Quelques heures après le discours d’Assad, le commandant
kurde des SDF suppliait à nouveau les États-Unis d’y maintenir 1 500 hommes.
Mazloum Kobani, commandant en chef des Forces
démocratiques syriennes (FDS) soutenues par les États-Unis, quémandait auprès
des alliés de la coalition internationale de maintenir 1 000 à 1 500 soldats en
Syrie.
« Nous aimerions avoir une couverture
aérienne, un soutien aérien et une force au sol pour assurer la coordination
avec nous », a déclaré M. Kobani aux journalistes dans une base aérienne
non divulguée du nord-est de la Syrie, rapporte Reuters.
Il est très peu
probable que Trump change de position.
Les troupes américaines
vont partir.
Seul le gouvernement syrien peut donner aux Kurdes la
protection dont ils ont besoin.
Combien d’autres Kurdes devront mourir avant que leurs
dirigeants l’acceptent enfin ?
Moon of Alabama
Note du Saker Francophone
L'essai original
du colonel (ou futur ex-colonel) François-Regis Legrier est disponible en
français en téléchargement.
Il est vraiment très intéressant à lire car il raconte
une réalité de la guerre qui dénote totalement de la vision qu'en donne les
médias occidentaux et se rapproche des analyses publiées ici notamment.

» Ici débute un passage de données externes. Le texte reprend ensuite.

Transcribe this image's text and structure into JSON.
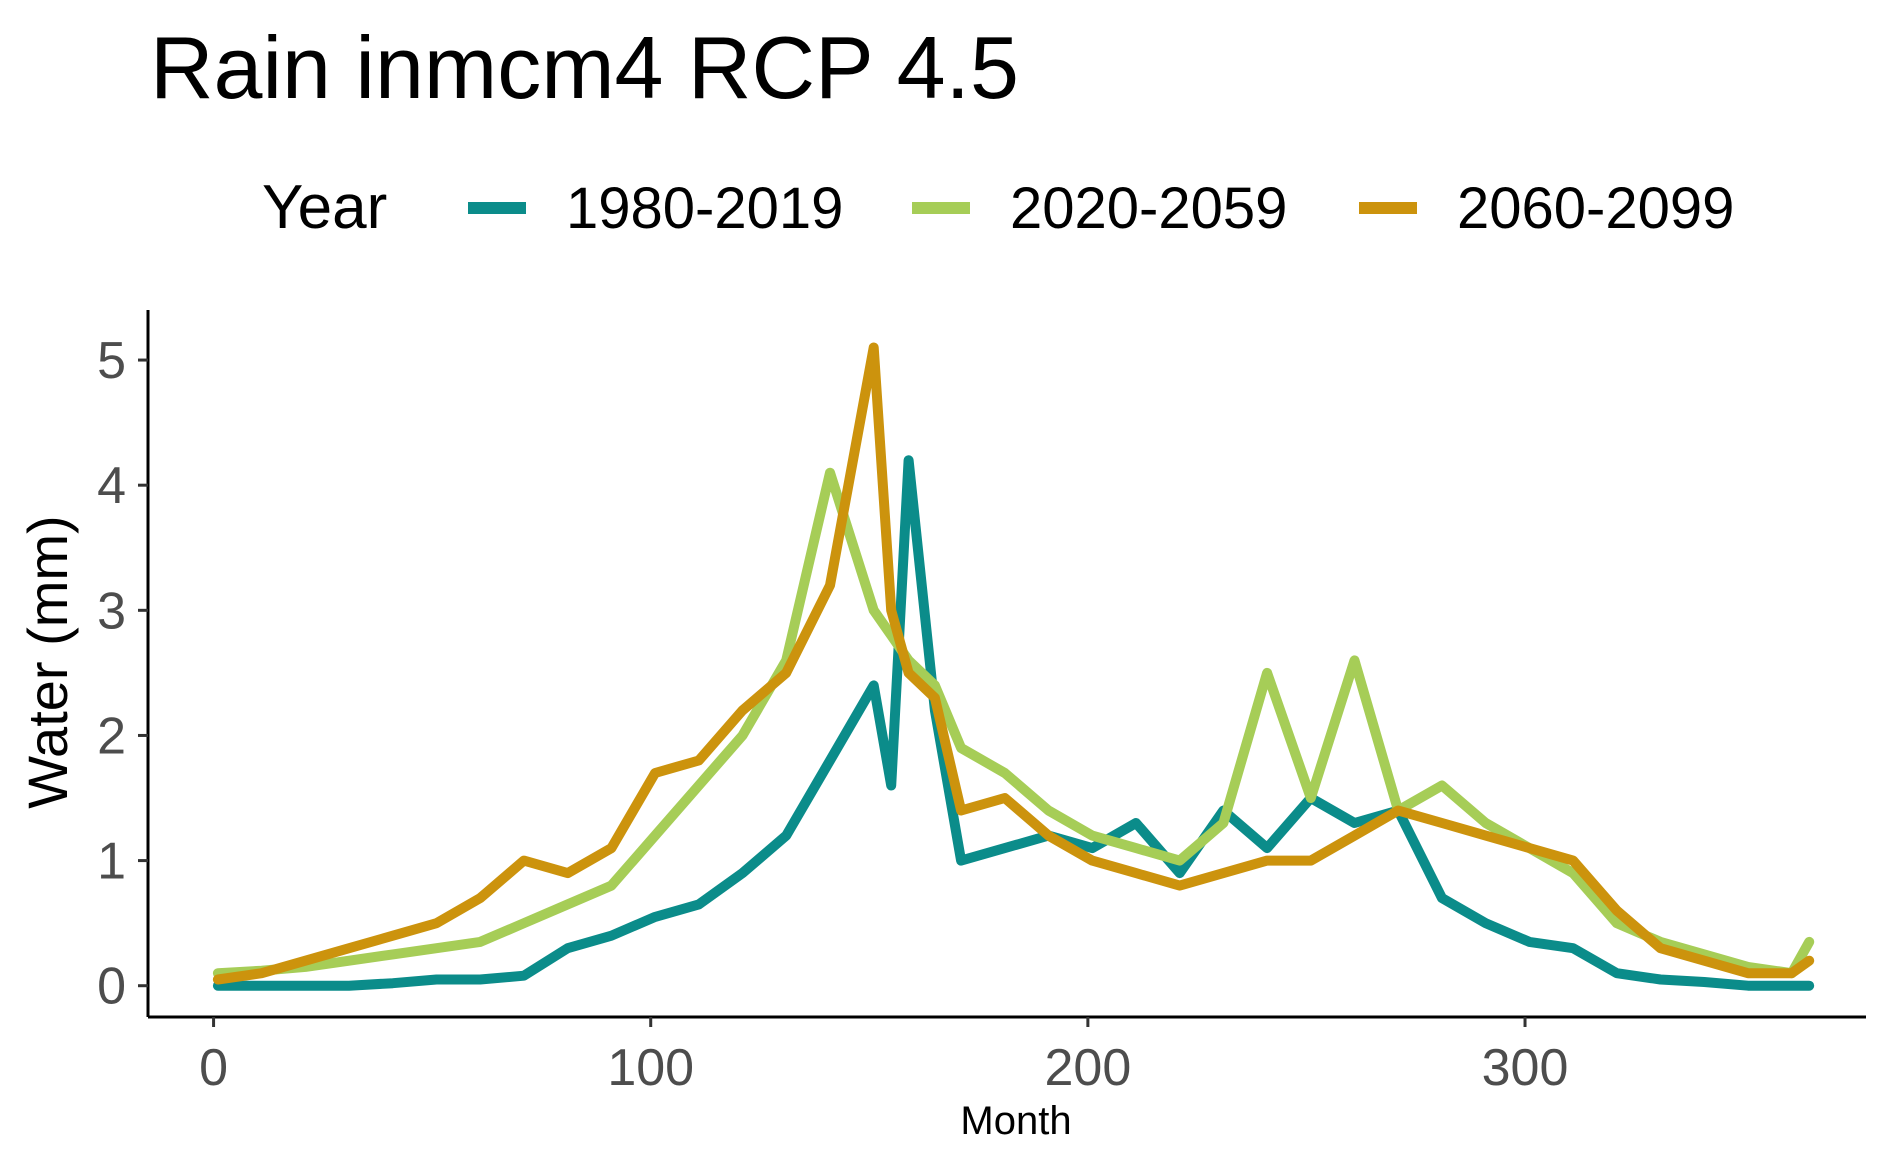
{
  "chart_data": {
    "type": "line",
    "title": "Rain inmcm4 RCP 4.5",
    "xlabel": "Month",
    "ylabel": "Water (mm)",
    "xlim": [
      -15,
      378
    ],
    "ylim": [
      -0.25,
      5.4
    ],
    "x_ticks": [
      0,
      100,
      200,
      300
    ],
    "y_ticks": [
      0,
      1,
      2,
      3,
      4,
      5
    ],
    "grid": false,
    "legend": {
      "title": "Year",
      "position": "top",
      "entries": [
        "1980-2019",
        "2020-2059",
        "2060-2099"
      ]
    },
    "x": [
      1,
      11,
      21,
      31,
      41,
      51,
      61,
      71,
      81,
      91,
      101,
      111,
      121,
      131,
      141,
      151,
      155,
      159,
      165,
      171,
      181,
      191,
      201,
      211,
      221,
      231,
      241,
      251,
      261,
      271,
      281,
      291,
      301,
      311,
      321,
      331,
      341,
      351,
      361,
      365
    ],
    "series": [
      {
        "name": "1980-2019",
        "color": "#0b8c8a",
        "values": [
          0.0,
          0.0,
          0.0,
          0.0,
          0.02,
          0.05,
          0.05,
          0.08,
          0.3,
          0.4,
          0.55,
          0.65,
          0.9,
          1.2,
          1.8,
          2.4,
          1.6,
          4.2,
          2.2,
          1.0,
          1.1,
          1.2,
          1.1,
          1.3,
          0.9,
          1.4,
          1.1,
          1.5,
          1.3,
          1.4,
          0.7,
          0.5,
          0.35,
          0.3,
          0.1,
          0.05,
          0.03,
          0.0,
          0.0,
          0.0
        ]
      },
      {
        "name": "2020-2059",
        "color": "#a6cd57",
        "values": [
          0.1,
          0.12,
          0.15,
          0.2,
          0.25,
          0.3,
          0.35,
          0.5,
          0.65,
          0.8,
          1.2,
          1.6,
          2.0,
          2.6,
          4.1,
          3.0,
          2.8,
          2.6,
          2.4,
          1.9,
          1.7,
          1.4,
          1.2,
          1.1,
          1.0,
          1.3,
          2.5,
          1.5,
          2.6,
          1.4,
          1.6,
          1.3,
          1.1,
          0.9,
          0.5,
          0.35,
          0.25,
          0.15,
          0.1,
          0.35
        ]
      },
      {
        "name": "2060-2099",
        "color": "#cc930d",
        "values": [
          0.05,
          0.1,
          0.2,
          0.3,
          0.4,
          0.5,
          0.7,
          1.0,
          0.9,
          1.1,
          1.7,
          1.8,
          2.2,
          2.5,
          3.2,
          5.1,
          3.0,
          2.5,
          2.3,
          1.4,
          1.5,
          1.2,
          1.0,
          0.9,
          0.8,
          0.9,
          1.0,
          1.0,
          1.2,
          1.4,
          1.3,
          1.2,
          1.1,
          1.0,
          0.6,
          0.3,
          0.2,
          0.1,
          0.1,
          0.2
        ]
      }
    ]
  }
}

Il tape gentiment mais fermement sur les bureaucrates
étoilés de l'OTAN.
Il énonce une vérité largement partagée, les tensions au
sein de la gouvernance militaire des USA entre Trump et le Pentagone, chacun
menant sa guerre et surtout il met le gouvernement français mais aussi tous les
gouvernements occidentaux face à leurs responsabilités.

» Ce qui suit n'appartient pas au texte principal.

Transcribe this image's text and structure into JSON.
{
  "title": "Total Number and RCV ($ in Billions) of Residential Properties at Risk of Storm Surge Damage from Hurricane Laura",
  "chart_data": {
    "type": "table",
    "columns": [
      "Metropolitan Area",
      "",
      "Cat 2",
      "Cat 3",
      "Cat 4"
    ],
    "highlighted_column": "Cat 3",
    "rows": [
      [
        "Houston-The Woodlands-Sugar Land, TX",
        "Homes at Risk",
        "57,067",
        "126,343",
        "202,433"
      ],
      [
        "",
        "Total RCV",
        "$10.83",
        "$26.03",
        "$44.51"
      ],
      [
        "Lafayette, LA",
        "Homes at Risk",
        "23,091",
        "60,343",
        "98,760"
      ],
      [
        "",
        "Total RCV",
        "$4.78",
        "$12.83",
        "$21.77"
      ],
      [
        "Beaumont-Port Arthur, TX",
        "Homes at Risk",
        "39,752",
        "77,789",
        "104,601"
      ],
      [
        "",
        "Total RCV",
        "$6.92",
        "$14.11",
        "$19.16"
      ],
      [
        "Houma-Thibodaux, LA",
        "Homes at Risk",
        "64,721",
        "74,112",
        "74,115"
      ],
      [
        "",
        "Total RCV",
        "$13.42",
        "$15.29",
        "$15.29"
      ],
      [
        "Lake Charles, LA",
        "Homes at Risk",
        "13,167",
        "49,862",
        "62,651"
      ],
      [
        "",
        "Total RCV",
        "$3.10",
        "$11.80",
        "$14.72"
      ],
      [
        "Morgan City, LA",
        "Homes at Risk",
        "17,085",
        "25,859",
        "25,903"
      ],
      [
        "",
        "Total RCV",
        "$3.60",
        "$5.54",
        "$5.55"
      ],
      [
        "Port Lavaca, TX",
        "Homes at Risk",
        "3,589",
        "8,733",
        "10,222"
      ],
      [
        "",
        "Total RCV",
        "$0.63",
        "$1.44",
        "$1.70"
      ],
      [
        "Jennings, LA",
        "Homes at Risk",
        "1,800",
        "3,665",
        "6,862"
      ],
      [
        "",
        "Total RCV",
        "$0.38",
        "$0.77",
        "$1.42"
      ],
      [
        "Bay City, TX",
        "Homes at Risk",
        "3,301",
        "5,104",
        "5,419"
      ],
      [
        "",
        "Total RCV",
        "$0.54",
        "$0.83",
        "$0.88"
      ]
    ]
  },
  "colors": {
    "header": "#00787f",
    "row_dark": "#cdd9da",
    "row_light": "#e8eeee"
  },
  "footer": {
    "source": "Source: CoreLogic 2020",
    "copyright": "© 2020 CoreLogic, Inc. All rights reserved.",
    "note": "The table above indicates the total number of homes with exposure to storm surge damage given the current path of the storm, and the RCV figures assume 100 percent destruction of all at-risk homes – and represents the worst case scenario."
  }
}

L'analyse tactique et stratégique est aussi fort
passionnante.
Il en ressort qu'au niveau des colonels d'active au
moins, les gradés n'en pensent pas moins et sûrement aussi les soldats
notamment les fameuses forces spéciales sur le terrain qui sont censées gagner
cette guerre.
Les gars protégez-vous, ce n'est pas notre guerre.